Confirmação do falecimento

Entre os infortúnios, outros fatos tornaram o sofrimento ainda maior. Susana conta que o médico deu a notícia do falecimento de Ramom à família por volta das 20 horas. Porém, às 19 horas em Urussanga, muitas pessoas já tinham conhecimento do ocorrido. “Todo mundo já sabia. Rodava pelo whatsapp fotos, áudios e isso foi muito triste, porque para a família não tinha sido confirmado ainda, mas todo mundo já falava como se estivesse confirmando”, ressente-se.

A professora explica que durante todo o período em que seu esposo esteve em tratamento foi difícil. “Pelos meios de comunicação não havia sido divulgado, mas todos já sabiam que era ele. Quando ele estava ainda dentro do hospital recebemos mensagens de apoio, de força. Minha filha mais velha apavorada me mandou uma foto de um print, falando que ele iria para Tubarão. Mas nós nem sabíamos ainda. Questionei de onde saiu esse tipo de informação, já que estávamos naquele momento decidindo no hospital”, entristece-se.

Além disso, quando tudo começou outras fotos como de Susana, Ramom e uma de suas filhas, circulavam na internet. “Acredito que isso identificou bastante. E assim, foi se espalhando tudo muito rápido. Olhei, meu celular já estava com 330 mensagens. Ali naquela situação, não sabia o que fazer, porque ainda estávamos procurando uma UTI para ele. Foi tudo muito difícil”.

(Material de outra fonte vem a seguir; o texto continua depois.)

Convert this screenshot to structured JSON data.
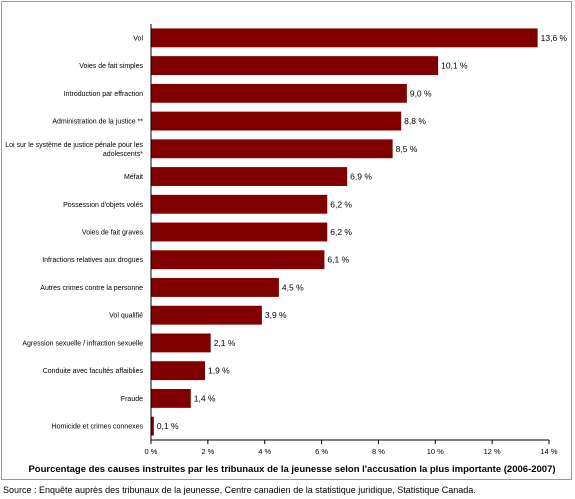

Com relação a confirmação de que ele realmente estava com covid-19, Susana disse que foi rápido. “Eles coletaram no dia 25, no dia 27 foi confirmado. Até a confirmação do resultado foi passada oficialmente antes de receber a notícia. Quando divulgaram que havia sido confirmado o primeiro caso de covid em Urussanga”, lamenta.

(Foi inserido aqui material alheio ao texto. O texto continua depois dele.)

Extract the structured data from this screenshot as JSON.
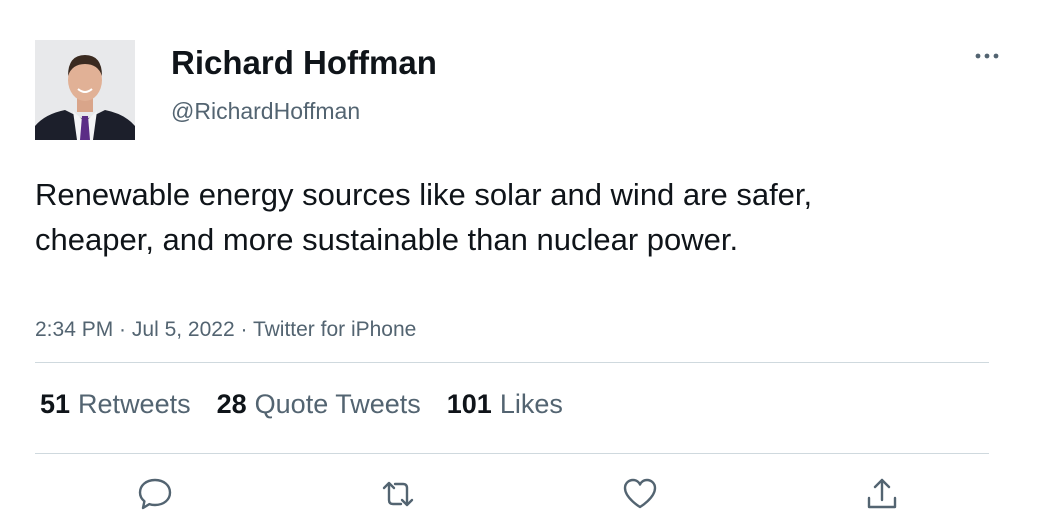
{
  "user": {
    "name": "Richard Hoffman",
    "handle": "@RichardHoffman"
  },
  "tweet": {
    "text": "Renewable energy sources like solar and wind are safer, cheaper, and more sustainable than nuclear power.",
    "time": "2:34 PM",
    "date": "Jul 5, 2022",
    "source": "Twitter for iPhone",
    "separator": " · "
  },
  "stats": [
    {
      "count": "51",
      "label": "Retweets"
    },
    {
      "count": "28",
      "label": "Quote Tweets"
    },
    {
      "count": "101",
      "label": "Likes"
    }
  ],
  "actions": [
    {
      "icon": "reply-icon"
    },
    {
      "icon": "retweet-icon"
    },
    {
      "icon": "like-icon"
    },
    {
      "icon": "share-icon"
    }
  ],
  "colors": {
    "text_primary": "#0f1419",
    "text_secondary": "#536471",
    "divider": "#cfd9de"
  }
}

Ela conta que não citaram o nome, mas deram todas as características. “Falaram que ele tinha 37 anos, que estava na UTI de Tubarão desde o dia 26, Só faltou dar o nome. Me doeu muito porque nem sabia ainda, descobri porque comecei a receber mensagens de várias pessoas desejando força. Tanto para mim quanto para a minha filha, não estávamos entendendo o que estava acontecendo”, relembra.

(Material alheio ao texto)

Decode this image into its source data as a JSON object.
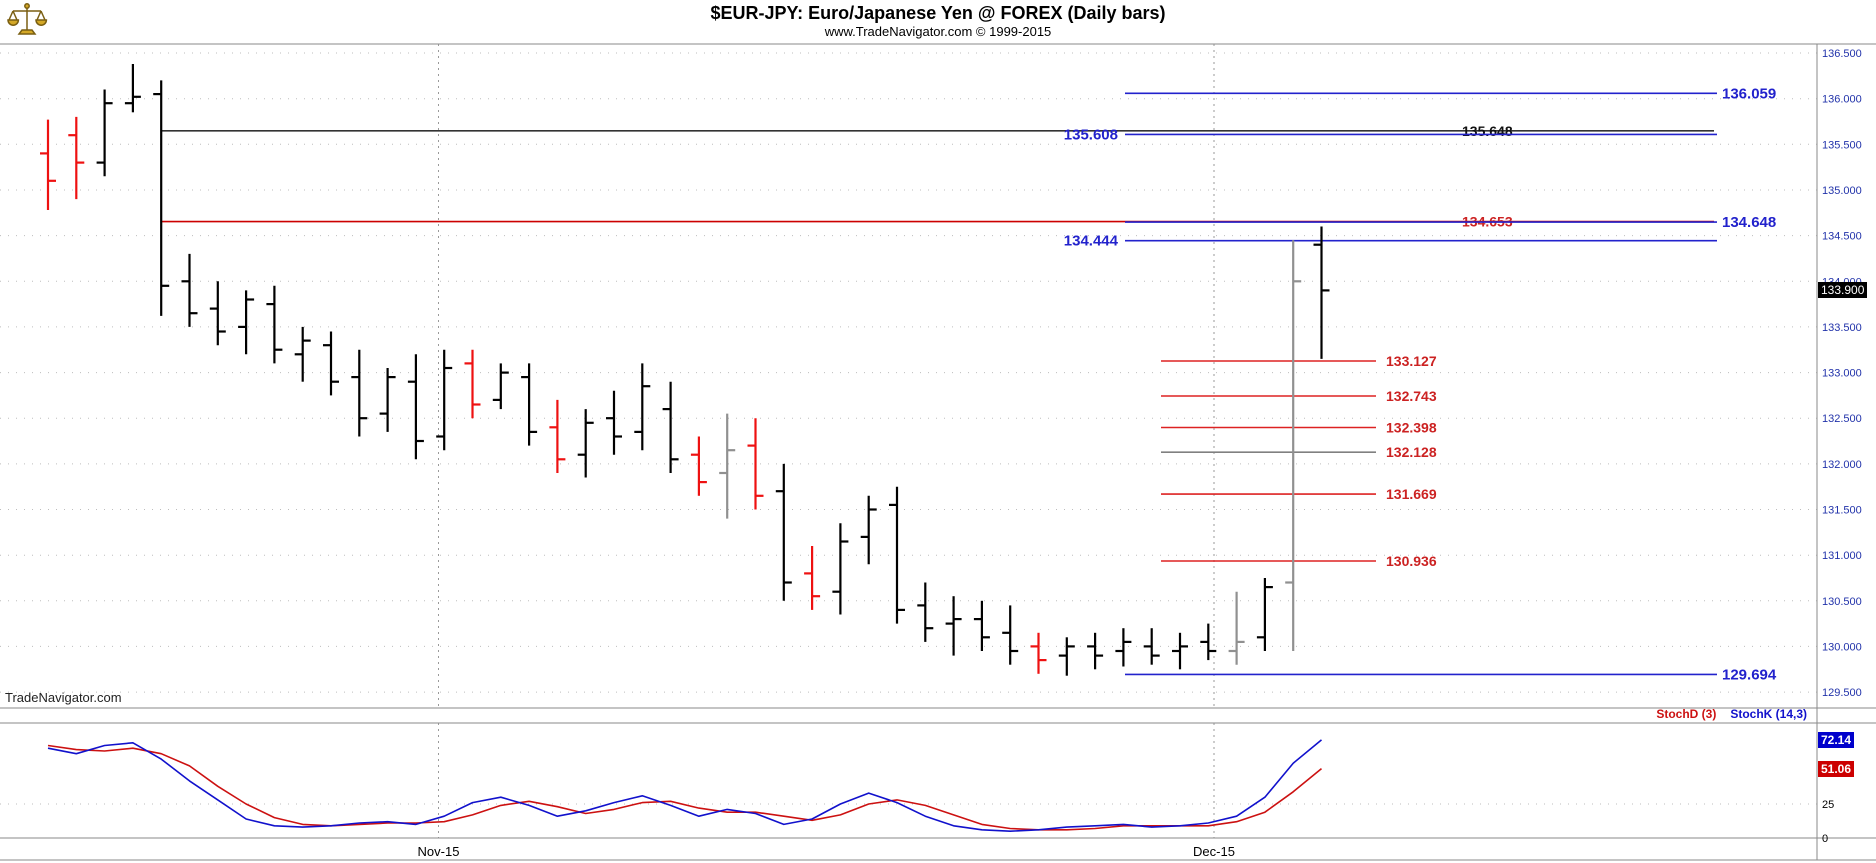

Após tudo o que vivenciaram, Susana afirma que ainda é muito difícil. Mas que as filhas fazem com que ela encontre forças. “Dele tenho uma menina de 6 anos, a minha mais velha tem 19, mas ele criou como filha desde os 2 anos. Buscamos sempre proteger os filhos, mas sobre isso não tive como poupá-las. Minha mais velha recebeu as notícias via redes sociais e mensagens. Muito triste, mas nós iremos superar”, finaliza.